The good, bad and ugly about a law that affects every public school by Dan Weissmann
Following up on a campaign promise to run a country that would "leave no child behind," President Bush signed a law in January 2002 that is sending tremors throughout the public school system—from the wealthiest districts on the North Shore to the poorest schools in the inner city. At its most basic, the "No Child Left Behind" law uses a carrot-and-stick approach to improve schools: It promises new money for schools in exchange for imposing new requirements on them. The goal is to get all kids up to speed. Schools that don't make the grade face sanctions. The name of the law is bandied about so regularly that it threatens to become a cliche, but the full implications of the law are just now becoming apparent to school administrators. As schools get ready for their second full school year of living with No Child Left Behind, here's a crash course in what the law is shaping up to mean. A year and a half in, the stick is looking a lot more substantial than the carrot.
Follow the money what's new U.S. Secretary of Education Rod Paige boasted in February that President Bush's budget proposal gave education $2.8 billion—a bigger dollar increase than any other domestic federal agency—on top of a larger increase for the prior budget year. (Paige's claim excludes, of course, the increase in the defense budget. With the bill for Gulf War II at $30 billion and growing, the increase there dwarfs education.)
the good With state governments facing tight budgets, any new money is good news. Illinois Gov. Rod Blagojevich managed to raise spending on education by $330 million for next year, but only by making painful cuts elsewhere—and by using $2.4 billion in one-time budget shortcuts, according to the Center for Tax and Budget Accountability. The $330 million was an overall increase that doesn't translate to a net gain for all districts. State funding formulas shifted money away from wealthier districts and toward needier ones, so many suburban districts saw their fortunes shift for the worse, despite the statewide increase.

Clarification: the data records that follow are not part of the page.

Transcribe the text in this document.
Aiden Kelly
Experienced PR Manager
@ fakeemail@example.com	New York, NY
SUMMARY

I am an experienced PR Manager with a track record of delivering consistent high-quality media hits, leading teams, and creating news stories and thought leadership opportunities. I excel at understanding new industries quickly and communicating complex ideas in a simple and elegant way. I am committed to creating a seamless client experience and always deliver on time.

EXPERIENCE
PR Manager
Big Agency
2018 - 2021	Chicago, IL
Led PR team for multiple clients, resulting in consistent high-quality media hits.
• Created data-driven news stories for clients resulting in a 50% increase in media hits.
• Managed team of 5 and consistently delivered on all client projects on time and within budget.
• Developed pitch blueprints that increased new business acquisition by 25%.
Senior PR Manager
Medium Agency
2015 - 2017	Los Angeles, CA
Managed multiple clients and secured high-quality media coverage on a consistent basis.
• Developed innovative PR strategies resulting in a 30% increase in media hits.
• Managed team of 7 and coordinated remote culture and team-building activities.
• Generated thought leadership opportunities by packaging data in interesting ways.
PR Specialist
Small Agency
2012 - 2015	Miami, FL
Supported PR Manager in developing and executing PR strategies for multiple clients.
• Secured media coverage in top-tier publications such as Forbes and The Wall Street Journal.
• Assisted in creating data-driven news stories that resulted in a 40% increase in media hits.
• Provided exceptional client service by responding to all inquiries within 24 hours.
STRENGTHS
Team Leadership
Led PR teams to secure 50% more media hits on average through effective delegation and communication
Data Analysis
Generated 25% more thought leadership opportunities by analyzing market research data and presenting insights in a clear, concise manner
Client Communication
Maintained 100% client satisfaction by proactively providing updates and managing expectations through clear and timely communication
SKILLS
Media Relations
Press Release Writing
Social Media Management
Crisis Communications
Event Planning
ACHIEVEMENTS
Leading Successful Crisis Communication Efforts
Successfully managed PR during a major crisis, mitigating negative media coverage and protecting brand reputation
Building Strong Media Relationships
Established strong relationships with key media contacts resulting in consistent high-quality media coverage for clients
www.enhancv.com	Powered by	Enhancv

the bad While $2.8 billion sounds like a lot of money—and it is—only about a third of it went to programs in schools that serve the poorest kids. Even after the increase, federal spending still accounts for only 10 percent of all spending on public schools. And just two programs—Head Start and school lunches—account for a big enough chunk that if you took them away, the federal share of education spending would drop to just 6 percent.
the ugly The new money falls far short of what it would take to actually meet the law's goals—getting all children up to speed. In May, researcher William Mathis pulled together studies from 10 different states of the costs of meeting No Child Left Behind targets. Based on those studies, Mathis concluded that a conservative estimate is that states would have to spend 20 to 35 percent more on education. (Illinois wasn't one of the states studied, but nearby Indiana and Wisconsin were. According to school finance experts Augenblick & Meyers, Indiana would need to spend 31 percent more—not counting the cost of extra programs for special education students or kids in poverty.)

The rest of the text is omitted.